This is an induction fallacy. The classic example is: A. Lincoln wore a beard, therefore all men wear beards.
An induction fallacy. In this case, correlation does not imply causality.
Yes you can, here it is: Pomper’s SSR data.
The zeroes are missing values. Only 3 of the tested cultivars have a full set. The number of markers (2x5) is grossly less than the number of specimens (41), consequently it is mathematically under-determined and any analysis will be highly speculative. Further, Pomper et al did not use a mathematically sound method (a metric) to compute “distances” between cultivar markers. Finally, they used a faulty clustering software (Camen and Sokal pair grouping) to create cultivar groupings - and then unjustifiably split one of the groups. So the results of Pomper et al cannot be viably compared to any other study - regardless of any similarities that exist.
It’s not induction fallacy. I’m not saying that my conclusion is the only one possible, only that it seems the most likely. Take a Bayesian approach. Whatever your priors, the likelihood that annonacin is inherited is dramatically higher if clusters of related varieties have similar levels. Give me an alternate explanation.
I’m not relying on Pomper’s genetic data, rather on his data re Brine Shrimp Mortality (aka pawpaw lethality). Why is that not OK?
I read the Peterson article that you suggested. He says that NC-1 was reportedly a product of Davis (female) x Overleese (male), hand pollinated. He says that genetic data suggests differently. The genetic data comes from Pomper, who you tell me not to trust. Really? And your own analysis shows that NC-1 is closely related to Overleese. So even if Overleese is not the male parent, it seems closely related to the male parent. All my other arguments stand.
There is a more constructive and informative way to have a scientific conversation. Assumptions are a potential starting point and are present in all research.
This graph concerns distances (number of genetic marker mismatches) between Overleese and other cultivars tested by H. Huang. Values from 2 to 7 are considered close, from 8 to 11 are moderately close. Keep in mind the measurements are coarse - so they might only be accurate to +/- 2.
At the top right is “1-23”, whose only documented parent is C. Davis’s Taylor.
At 3 o’clock is C. Davis’s “Prolific” of unknown parentage.
Notice also the cultivars from J. Gordon who is known to have Overleese but also Zimmerman: PA-Golden, SAA-Zimmerman-1 and -2. The latter are crosses of Sweet Alice with Zimmerman. Unfortunately, H. Huang did not test Zimmerman or Davis.
@Jujube
H. Huang conducted 4 years of research into RAPD markers for Pawpaw: RAPD Inheritance and Diversity in Pawpaw (2000). The testing was performed in the following year: Molecular Characterization of Cultivated Pawpaw (2003).
Pomper et al did zero research. Instead they contracted with Genetic Identification Services of Chatsworth CA for selection of markers and production of marker data.
Unfortunately the lab used by H. Huang only returned 49 of his markers free from error. I have re-analyzed that data and produced what I believe is a bias-free set of 45 markers - to be published by IJCSA next month.
Next I plan to apply all of H. Huang’s markers to the 100 available cultivars in circulation and incorporate morphology as well. At current pricing this would run about $40k for error-free results.
Here is another look at Sweet Alice. Values from 2 to 7 are considered close, from 8 to 11 are moderately close, 12 to 13 are sub-average. Keep in mind the measurements are coarse - so they might only be accurate to +/- 2.

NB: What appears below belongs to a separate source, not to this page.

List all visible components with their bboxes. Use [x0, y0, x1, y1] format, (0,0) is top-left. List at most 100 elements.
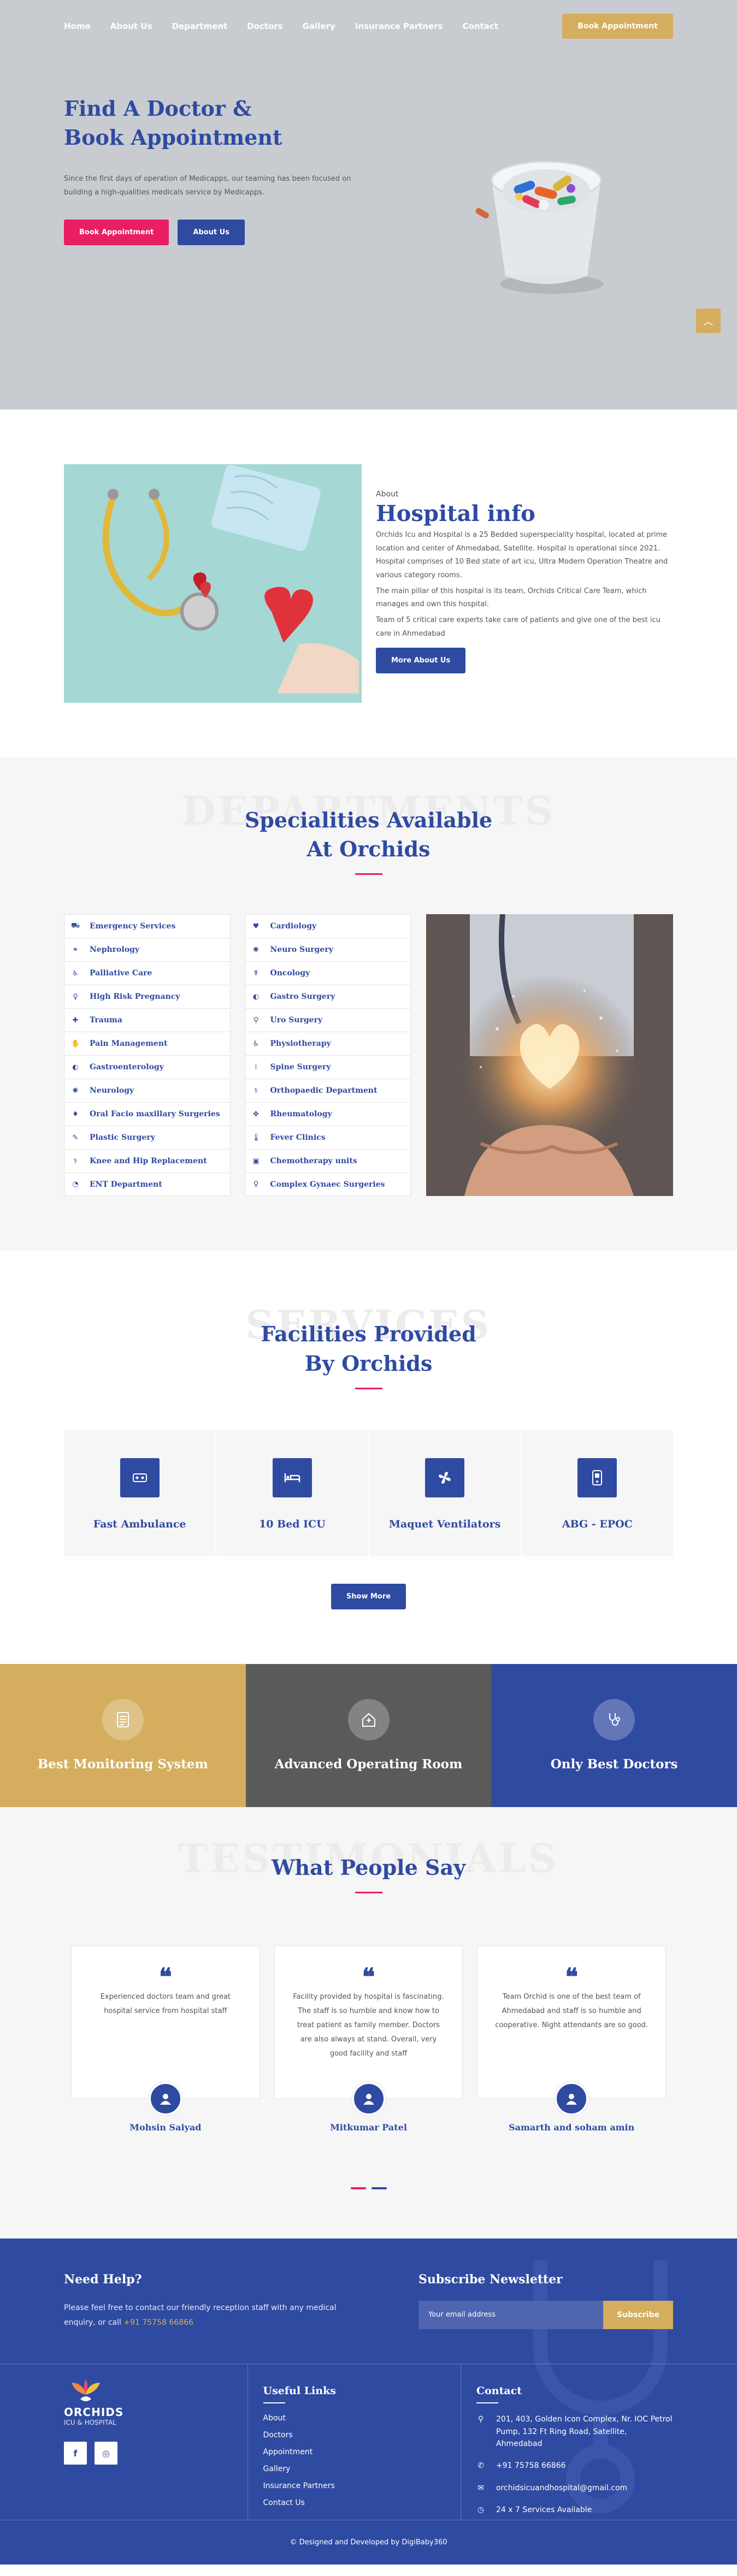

Of interest here is the isolation of Sweet Alice. Only Overleese and Sunflower can be considered independent finds and the remainder are due to ancestral parentage.
Again interesting for ancestry purposes but how the markers correlate to phenotype would be even more interesting. Additionally the trends in which markers are shared or not may be informative if patterns emerge.
Additionally, I suggest adjusting the node distances to be proportional to the number of mismatches (more fibonacci looking) , make lines gray, and bold “Sweet Alice” to improve figure readability. Just a suggestion
It is a topological graph extracted from a 45-dimensional space. Note that the displayed rotational sequence of neighbors is arbitrary and likely has no relation to the orientation of any 2D projection.
I’ve now worked out the primary ancestry group for each of the cultivars tested by H. Huang. Here’s a short table of how they compare with the questionable clades published by KSU.
As a general observation only, I think some of those are hard to find readily as an end consumer.
They exist perhaps mainly at repositories and collectors’ orchards.
Though as an academic/research endeavor this would probably not matter.
Richard, what is the reasoning behind your suggestion for including these varieties? Is it primarily based on genetic distance between each of them to improve the gene pool?
To me, the idea of searching for a new cultivar focuses on traits similar to what Neal Peterson was seeking- high flesh to seed ratio, low seed count, etc.
I would also consider freestone, the trait in Susquehanna limiting seeds full formation, and Allegheny’s high productivity to be important along with selecting for low acetogenins. Obviously there is a laundry list of other traits that could be selected for breeding but some are more important to different growers.